HIPs are history

Pickles today laid an Order suspending HIPs with immediate effect, pending primary legislation for a permanent abolition. The Secretary of State said he has taken this swift action in order to avoid uncertainty and prevent a slump in an already fragile housing market.

In the announcement he said that suspending HIPs will reduce the cost of selling a home, remove a layer of regulation from the process and provide a welcome help to the housing market during the recovery. It will also mean a saving for consumers to the tune of £870m over ten years, giving sellers more money in their pocket to spend in the wider economy.

Pickles and Shapps also said that the Government is determined to help people reduce their energy bills, improve our energy security and tackle climate change by increasing the energy efficiency of their homes. Sellers will therefore still be required to commission, but won't need to have received, an EPC before marketing their property, and the Government will consider how the EPC can play its part in the new drive for a low carbon and eco-friendly economy.

The move was welcomed by many. NAEA chief executive Peter Bolton King said: “For those of us who have weathered the turbulent market conditions of the past year, the suspension of HIPs is very welcome news.

“It will be greeted enthusiastically by both the housing market and house buyers, few of whom have paid much attention to these pointless packs.

“It is also good news for sellers. They no longer need to shell out hundreds of pounds for a piece of pointless regulation that benefits no one.

“The NAEA has long campaigned for HIPs to be scrapped. They have failed to benefit home buyers and actively discouraged sellers.”

David Smith, senior partner, Carter Jonas, commented: "In 1997, Tony Blair announced that he was going to remove the uncertainty in the house buying process and introduced the Home Information Pack. It's now 13 years on and the same level of uncertainty exists so HIPs, very clearly, were not the answer.”

Matt Hutchinson of flat and house share website, Spareroom.co.uk, said: "While there will be a collective sigh of relief that the universally reviled Home Information Pack has now been scrapped, we should spare a thought for all the companies that will go out of business overnight and the thousands of people who will lose their jobs.

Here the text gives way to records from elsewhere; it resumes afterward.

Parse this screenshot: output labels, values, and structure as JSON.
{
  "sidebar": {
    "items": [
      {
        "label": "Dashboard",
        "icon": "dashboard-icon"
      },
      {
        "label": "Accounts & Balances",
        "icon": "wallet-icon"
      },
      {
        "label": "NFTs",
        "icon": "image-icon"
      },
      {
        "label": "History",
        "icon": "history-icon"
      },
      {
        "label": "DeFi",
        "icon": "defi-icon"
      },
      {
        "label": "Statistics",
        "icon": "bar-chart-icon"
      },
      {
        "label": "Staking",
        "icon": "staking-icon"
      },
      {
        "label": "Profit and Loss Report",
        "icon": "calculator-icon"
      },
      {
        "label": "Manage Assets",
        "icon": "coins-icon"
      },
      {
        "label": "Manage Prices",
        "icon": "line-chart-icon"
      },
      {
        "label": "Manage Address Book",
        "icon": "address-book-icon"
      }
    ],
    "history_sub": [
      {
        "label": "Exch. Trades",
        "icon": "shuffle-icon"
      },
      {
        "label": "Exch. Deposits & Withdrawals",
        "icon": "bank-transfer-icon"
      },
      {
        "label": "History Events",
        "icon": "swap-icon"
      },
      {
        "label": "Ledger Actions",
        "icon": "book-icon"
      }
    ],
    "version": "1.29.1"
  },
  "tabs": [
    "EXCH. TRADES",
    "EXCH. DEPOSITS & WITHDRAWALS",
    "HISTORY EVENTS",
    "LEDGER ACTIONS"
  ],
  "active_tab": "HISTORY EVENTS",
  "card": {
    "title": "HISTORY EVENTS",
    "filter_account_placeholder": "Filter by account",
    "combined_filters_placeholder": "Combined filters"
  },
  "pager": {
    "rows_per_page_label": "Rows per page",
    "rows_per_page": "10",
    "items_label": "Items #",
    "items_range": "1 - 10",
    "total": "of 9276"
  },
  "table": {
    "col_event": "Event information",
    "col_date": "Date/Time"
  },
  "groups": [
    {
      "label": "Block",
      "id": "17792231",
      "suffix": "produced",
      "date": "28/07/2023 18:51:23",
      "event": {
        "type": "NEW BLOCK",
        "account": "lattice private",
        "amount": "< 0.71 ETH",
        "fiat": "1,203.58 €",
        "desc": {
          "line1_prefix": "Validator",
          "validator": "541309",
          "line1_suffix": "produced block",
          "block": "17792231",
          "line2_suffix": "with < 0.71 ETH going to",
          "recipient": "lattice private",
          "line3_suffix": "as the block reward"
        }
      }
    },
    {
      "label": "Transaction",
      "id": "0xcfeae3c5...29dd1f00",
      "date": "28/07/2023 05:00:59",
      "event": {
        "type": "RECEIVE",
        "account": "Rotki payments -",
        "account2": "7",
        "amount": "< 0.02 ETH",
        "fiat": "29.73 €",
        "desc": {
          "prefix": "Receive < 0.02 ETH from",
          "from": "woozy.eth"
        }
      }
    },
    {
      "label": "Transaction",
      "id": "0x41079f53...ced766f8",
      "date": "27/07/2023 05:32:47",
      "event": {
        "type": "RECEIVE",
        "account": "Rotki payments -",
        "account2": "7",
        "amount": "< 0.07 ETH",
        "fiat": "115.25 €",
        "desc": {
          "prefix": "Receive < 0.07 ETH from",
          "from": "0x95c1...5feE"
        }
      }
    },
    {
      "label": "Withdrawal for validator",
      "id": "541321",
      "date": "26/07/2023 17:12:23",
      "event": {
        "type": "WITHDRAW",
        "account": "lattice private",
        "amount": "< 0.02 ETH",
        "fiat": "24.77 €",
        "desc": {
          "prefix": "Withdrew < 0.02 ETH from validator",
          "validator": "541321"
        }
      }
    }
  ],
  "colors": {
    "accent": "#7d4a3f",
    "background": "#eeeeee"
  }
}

"From the outset, the HIP has been a shambles and has done more bad than good for the housing market. If there is anything to be taken out of this sorry episode, then it is the need for more consistent long-term policies on housing and for the Government to listen to, and take onboard advice from, people within the industry before rolling out ill-thought out initiatives."

The one disappointed voice came from Mike Ockenden, director general of AHIPP, who said: “We are hugely disappointed to hear that Grant Shapps has reneged on his promise to review the packs before any other action was taken. Over 3,000 jobs will go and 10,000 will be affected as a result of the suspension of HIPs and £100million revenue will be lost to the Treasury in VAT receipts.

“However, we want to work with the Government and we still want the consultation we have been promised. We are not suggesting that HIPs should be retained. AHIPP has accepted that they will be scrapped.

“We have been proposing for months that a legal or exchange ready pack be instructed at the start of the sales process. We think it would be crazy to throw the baby out with the bathwater and remove at a stroke all the good things that have come about with HIPs, and the lessons we have learnt.

“If we do this, then the opportunity for reform will have been lost for a generation.”